Hugo stared at the black and scarlet vision before him. While there was nothing vulgar about the hat or the spencer—only, he suspected, because in the establishments patronized by Lady Smallwood vulgarity wouldn’t show its face—they utterly drowned Chloe’s exquisite fresh beauty.
“Black is not a debutante’s color,” he said finally.
“Oh, pah,” Chloe declared again. “It’s sophisticated. I don’t care for all the niminy-piminy à la jeune fille colors. These are the flowers. I thought they’d go well with the spencer.” She held an elaborate spray of gilded orchids to her bosom. They completely obscured the soft, perfect swell of her breasts.
Hugo said carefully, “Descri
be this evening dress if you will, Dolly.”
“Oh, it’s lovely—”
“I didn’t ask you, Chloe.” He cut her off smartly. “I’m sure you consider it to be lovely. Now, ma’am … ? As accurate as you can make it.”
Lady Smallwood shuddered. “It’s purple and turquoise stripes embroidered with jet beads … and I believe there’s a braided fringe at the hem and a matching fringe at the neckline … falling over the shoulders in place of sleeves. I could imagine it would look most striking on some women, but not on Chloe, and it’s quite unsuitable for a debutante.”
“It’s dashing,” Chloe said. “I wish to look dashing.”
“Not while you’re in my wardship,” Hugo stated flatly, getting to his feet. “We are now going to return the spencer and the bonnet and the flowers, and we are going to visit the modiste and cancel the evening dress. You may choose something more suitable under my guidance, since you reject that of your chaperone.”

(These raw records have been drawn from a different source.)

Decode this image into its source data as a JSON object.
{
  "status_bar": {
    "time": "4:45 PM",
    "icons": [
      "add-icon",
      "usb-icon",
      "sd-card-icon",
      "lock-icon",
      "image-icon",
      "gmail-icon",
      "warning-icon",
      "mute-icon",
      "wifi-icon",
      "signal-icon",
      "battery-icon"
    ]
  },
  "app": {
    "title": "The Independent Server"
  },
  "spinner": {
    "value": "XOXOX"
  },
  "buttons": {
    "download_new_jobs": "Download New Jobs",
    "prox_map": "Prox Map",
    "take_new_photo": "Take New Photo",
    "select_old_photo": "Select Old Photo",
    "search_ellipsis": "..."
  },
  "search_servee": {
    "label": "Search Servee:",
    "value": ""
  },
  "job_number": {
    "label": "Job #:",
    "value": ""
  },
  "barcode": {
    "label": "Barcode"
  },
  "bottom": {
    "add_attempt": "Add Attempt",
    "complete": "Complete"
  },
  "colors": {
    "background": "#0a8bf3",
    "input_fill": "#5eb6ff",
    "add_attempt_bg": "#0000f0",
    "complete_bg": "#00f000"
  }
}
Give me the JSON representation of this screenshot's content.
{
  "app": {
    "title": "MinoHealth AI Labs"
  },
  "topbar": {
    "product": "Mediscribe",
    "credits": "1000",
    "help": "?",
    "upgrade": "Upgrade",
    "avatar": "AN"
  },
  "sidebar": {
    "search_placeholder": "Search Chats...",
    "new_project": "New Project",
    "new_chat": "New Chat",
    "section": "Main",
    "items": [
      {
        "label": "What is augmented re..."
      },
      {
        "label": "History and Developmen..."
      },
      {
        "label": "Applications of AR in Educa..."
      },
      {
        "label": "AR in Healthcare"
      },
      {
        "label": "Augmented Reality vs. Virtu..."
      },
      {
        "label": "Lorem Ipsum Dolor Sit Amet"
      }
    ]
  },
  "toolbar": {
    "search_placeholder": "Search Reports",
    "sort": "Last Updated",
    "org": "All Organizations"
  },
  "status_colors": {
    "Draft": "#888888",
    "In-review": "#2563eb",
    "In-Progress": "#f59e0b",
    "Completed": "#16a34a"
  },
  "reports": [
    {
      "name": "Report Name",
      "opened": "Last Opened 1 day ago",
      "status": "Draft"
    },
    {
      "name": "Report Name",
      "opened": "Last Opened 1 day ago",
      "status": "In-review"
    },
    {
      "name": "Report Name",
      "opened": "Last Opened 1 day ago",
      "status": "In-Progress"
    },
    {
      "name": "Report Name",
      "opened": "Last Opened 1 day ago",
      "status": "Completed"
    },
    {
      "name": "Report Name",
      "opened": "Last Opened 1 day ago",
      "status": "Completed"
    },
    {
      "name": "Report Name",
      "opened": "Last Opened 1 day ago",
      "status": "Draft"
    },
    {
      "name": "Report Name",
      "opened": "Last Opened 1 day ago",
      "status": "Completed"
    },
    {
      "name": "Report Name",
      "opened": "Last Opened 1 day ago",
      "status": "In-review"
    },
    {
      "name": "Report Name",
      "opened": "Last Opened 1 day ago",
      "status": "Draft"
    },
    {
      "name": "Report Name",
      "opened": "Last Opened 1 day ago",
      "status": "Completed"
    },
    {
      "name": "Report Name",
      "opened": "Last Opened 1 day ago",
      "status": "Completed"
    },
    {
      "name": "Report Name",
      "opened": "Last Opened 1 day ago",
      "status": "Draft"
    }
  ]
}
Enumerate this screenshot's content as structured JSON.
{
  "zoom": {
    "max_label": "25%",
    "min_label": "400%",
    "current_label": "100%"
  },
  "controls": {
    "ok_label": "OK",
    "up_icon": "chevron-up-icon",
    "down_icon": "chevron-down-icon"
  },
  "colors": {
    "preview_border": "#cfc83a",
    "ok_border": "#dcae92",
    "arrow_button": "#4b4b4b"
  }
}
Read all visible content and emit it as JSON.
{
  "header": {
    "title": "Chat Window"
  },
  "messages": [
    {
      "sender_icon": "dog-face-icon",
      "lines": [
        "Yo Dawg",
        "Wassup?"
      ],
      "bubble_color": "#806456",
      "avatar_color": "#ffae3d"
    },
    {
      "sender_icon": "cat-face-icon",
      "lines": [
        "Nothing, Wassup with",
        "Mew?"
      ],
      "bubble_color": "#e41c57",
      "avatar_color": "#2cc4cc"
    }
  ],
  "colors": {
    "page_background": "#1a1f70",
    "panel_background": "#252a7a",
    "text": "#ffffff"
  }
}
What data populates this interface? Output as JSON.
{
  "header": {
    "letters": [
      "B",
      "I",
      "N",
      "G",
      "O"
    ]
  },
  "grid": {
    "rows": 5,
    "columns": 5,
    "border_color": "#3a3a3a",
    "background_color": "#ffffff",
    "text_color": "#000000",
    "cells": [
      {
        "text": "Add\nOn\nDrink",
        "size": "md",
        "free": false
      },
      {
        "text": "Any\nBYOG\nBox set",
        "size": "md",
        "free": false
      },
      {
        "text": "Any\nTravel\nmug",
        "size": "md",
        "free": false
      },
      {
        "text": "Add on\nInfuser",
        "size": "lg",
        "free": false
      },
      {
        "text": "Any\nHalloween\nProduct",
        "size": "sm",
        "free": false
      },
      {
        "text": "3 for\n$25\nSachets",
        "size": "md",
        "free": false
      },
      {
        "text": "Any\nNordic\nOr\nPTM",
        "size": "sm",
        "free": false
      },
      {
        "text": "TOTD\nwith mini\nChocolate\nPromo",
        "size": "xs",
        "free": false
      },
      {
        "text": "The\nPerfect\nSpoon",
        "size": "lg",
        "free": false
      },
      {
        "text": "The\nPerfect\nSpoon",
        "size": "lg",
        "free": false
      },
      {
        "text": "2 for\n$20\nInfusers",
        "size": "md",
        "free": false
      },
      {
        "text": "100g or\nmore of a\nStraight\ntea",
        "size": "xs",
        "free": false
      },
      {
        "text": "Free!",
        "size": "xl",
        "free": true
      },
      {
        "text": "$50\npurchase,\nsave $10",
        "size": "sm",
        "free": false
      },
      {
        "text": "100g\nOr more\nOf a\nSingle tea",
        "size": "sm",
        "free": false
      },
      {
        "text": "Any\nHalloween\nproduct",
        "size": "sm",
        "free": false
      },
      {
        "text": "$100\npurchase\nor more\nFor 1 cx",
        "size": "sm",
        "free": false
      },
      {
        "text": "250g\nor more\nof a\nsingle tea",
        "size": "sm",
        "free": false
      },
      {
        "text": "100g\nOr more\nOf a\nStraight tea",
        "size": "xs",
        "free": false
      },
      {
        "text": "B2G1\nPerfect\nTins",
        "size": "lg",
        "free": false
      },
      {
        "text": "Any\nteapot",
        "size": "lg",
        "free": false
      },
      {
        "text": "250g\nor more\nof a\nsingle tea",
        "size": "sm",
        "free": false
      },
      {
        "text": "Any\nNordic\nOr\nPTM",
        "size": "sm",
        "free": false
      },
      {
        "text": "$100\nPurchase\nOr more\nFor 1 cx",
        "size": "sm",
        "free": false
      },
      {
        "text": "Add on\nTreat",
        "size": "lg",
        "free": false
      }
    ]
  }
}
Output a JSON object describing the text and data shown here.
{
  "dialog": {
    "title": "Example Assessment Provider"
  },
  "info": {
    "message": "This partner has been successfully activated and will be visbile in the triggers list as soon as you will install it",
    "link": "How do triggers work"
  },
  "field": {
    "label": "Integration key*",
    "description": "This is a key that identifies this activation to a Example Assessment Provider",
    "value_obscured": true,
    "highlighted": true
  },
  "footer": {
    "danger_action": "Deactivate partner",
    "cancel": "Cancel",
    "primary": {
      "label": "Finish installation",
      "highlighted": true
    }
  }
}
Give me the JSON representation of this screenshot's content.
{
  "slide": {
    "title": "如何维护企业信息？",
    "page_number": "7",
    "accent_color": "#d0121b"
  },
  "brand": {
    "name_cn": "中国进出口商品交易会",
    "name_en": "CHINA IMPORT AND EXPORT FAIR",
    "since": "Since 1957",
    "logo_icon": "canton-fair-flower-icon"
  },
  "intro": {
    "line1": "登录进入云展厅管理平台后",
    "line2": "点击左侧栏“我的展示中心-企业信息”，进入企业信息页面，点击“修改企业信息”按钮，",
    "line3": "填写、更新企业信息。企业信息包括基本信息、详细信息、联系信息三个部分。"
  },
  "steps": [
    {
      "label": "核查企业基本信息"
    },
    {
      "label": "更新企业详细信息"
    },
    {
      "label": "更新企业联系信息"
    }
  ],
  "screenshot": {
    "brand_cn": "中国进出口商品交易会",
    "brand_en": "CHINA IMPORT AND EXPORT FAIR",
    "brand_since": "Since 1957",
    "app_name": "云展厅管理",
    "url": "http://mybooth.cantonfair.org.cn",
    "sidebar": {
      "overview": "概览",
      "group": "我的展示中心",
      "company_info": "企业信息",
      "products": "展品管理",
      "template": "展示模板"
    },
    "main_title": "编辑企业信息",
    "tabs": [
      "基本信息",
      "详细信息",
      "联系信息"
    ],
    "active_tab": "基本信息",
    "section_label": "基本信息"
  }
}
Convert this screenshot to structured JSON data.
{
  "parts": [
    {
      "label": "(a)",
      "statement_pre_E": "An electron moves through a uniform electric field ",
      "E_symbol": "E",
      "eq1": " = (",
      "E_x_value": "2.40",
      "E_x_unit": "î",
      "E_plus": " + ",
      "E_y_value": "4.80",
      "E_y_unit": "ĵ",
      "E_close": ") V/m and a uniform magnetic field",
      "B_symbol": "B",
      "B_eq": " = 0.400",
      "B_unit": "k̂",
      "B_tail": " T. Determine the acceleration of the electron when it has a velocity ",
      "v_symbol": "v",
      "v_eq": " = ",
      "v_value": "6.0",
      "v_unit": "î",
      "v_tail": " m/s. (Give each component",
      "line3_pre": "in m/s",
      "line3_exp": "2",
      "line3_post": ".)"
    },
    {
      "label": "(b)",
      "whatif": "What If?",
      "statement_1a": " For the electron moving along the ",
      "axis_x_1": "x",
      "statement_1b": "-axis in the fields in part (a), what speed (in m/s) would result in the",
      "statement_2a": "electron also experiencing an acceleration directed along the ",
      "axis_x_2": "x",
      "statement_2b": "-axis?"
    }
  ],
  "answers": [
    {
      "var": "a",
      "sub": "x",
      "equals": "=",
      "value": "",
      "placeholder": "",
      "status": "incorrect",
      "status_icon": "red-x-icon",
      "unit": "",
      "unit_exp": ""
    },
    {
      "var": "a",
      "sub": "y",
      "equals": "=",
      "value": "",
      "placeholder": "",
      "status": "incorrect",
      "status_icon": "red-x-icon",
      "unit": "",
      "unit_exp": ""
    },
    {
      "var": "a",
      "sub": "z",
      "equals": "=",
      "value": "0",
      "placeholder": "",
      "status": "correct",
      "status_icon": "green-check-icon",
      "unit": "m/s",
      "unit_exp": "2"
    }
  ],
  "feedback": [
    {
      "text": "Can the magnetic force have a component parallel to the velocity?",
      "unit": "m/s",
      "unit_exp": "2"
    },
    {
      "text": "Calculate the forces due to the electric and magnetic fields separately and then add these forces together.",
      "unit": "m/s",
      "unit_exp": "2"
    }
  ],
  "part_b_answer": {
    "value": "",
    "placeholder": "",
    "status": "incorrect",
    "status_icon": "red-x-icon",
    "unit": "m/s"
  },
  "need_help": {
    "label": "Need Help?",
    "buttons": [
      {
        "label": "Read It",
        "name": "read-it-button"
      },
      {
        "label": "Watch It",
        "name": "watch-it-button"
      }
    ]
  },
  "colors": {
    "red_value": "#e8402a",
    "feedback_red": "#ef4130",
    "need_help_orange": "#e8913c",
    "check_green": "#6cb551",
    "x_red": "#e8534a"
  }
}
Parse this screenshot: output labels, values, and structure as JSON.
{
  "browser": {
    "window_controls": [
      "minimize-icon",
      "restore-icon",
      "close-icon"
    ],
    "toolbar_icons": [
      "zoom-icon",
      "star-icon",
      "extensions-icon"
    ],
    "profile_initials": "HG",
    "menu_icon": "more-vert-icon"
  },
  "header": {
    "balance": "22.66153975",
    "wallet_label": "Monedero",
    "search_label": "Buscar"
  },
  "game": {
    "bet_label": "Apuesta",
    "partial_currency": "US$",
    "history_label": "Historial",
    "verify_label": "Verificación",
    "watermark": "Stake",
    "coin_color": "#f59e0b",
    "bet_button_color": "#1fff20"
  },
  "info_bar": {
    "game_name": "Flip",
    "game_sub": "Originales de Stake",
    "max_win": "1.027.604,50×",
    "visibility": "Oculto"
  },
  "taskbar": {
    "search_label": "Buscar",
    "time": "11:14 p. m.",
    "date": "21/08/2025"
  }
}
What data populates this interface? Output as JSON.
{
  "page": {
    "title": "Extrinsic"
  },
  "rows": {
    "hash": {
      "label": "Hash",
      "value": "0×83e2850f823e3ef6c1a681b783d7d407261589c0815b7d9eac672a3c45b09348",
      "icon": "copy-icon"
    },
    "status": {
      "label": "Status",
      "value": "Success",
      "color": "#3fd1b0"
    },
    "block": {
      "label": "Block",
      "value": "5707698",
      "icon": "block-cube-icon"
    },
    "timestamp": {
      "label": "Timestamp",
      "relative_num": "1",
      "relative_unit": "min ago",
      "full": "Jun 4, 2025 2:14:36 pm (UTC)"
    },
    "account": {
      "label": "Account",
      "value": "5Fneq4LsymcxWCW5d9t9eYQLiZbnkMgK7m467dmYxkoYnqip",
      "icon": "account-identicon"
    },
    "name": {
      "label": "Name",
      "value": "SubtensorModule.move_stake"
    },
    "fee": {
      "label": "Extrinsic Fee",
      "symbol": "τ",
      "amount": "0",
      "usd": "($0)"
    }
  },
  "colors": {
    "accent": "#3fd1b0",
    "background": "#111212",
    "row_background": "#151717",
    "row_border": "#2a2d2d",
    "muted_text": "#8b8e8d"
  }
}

“No!” his ward exclaimed, fired to more than usual vehemence. “I won’t take them back. Why should you know better than I do, Hugo?”
“I wish I knew,” he said, sighing. He addressed his cousin. “Ma’am, I should beat a retreat if I were you; I have a feeling this is about to become ugly.”
Lady Smallwood looked from Chloe’s set face and indignant eyes to Hugo’s calm but determined features and took the advice. She had found Chloe’s will impossible to bend and her views utterly resistant to guidance. So it was with relief that she handed the matter over to the clearly stronger hands of the girl’s guardian.
“Hugo, why must you be so stuffy?” Chloe broke out as soon as the door closed on her chaperone. “Why can’t I wear what I wish to wear?”
“Because what you wish to wear, lass, is completely unsuitable,” he said. “I do not understand why you should have been born without the first inkling either of what suits you or is socially appropriate, but sadly it seems to be the case. Therefore you must learn to accept the judgment of those who know better.”
“I don’t,” Chloe said mutinously, stroking the silk sleeves of the spencer. “I think I look very sophisticated in this … and I will not cancel the evening dress and buy some wishy-washy pastel thing, whatever you say.”